COSMIC datasets can no longer be download without a registered account. Moreover their consistent size makes it more suitable as an external source to be downloaded seperately. Here we provide the instructure to download and format the file for usage with the TMBleR package.

Cosmic data is required for one of the mutation filters that removes known “cancer” mutation. This is achieved by setting remove.cancer = TRUE when calling applyFilter(). If you are planning to use the remove.cancer filter, please follow the intructions to retrieve the COSMIC data and import it into TMBleR.

Download COSMIC database:

  • Login to COSMIC at https://cancer.sanger.ac.uk/cosmic/download

  • Select as Genome Version from the menu GRCh37 or GRCh38, according to the reference genome used to generate the input VCF file

  • Download the CosmicCodingMuts.vcf.gz file, containing all coding COSMIC mutations.

  • Extract the .gz file:

If genome GRCh37

gzcat CosmicCodingMuts.vcf.gz > CosmicCodingMuts_hg19.vcf

If genome GRCh38

gzcat CosmicCodingMuts.vcf.gz > CosmicCodingMuts_hg38.vcf

Add dataset to TMBleR:

  • Put extracted file in the data-raw folder that you find within this package (path_To_PackageInstallation/data-raw)
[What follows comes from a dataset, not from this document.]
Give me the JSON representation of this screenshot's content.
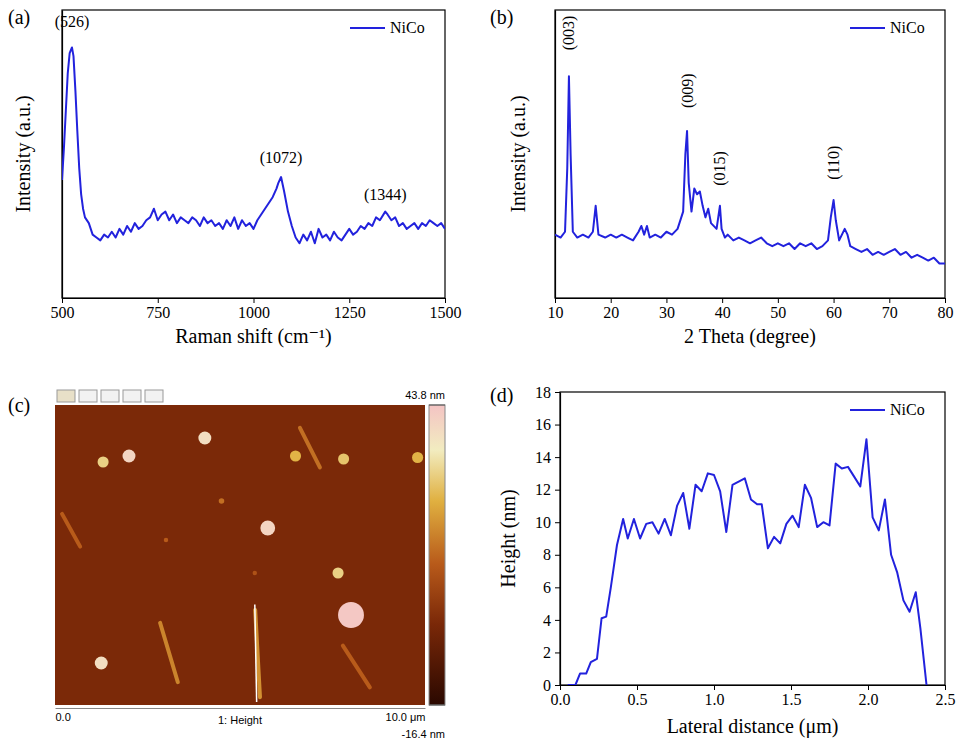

  • Run the function readCOSMIC() to convert the COSMIC file from .vcf to .rda and load it into memory.

formatCOSMIC( input_file = "~/Downloads/CosmicCodingMuts.vcf"
              , "hg19"
              , output_file = "~/Downloads/COSMIC_hg19")

load the file into the memory using the load() function

load("~/Downloads/COSMIC_hg19")

COSMIC_hg19 should now appear in the environment ls().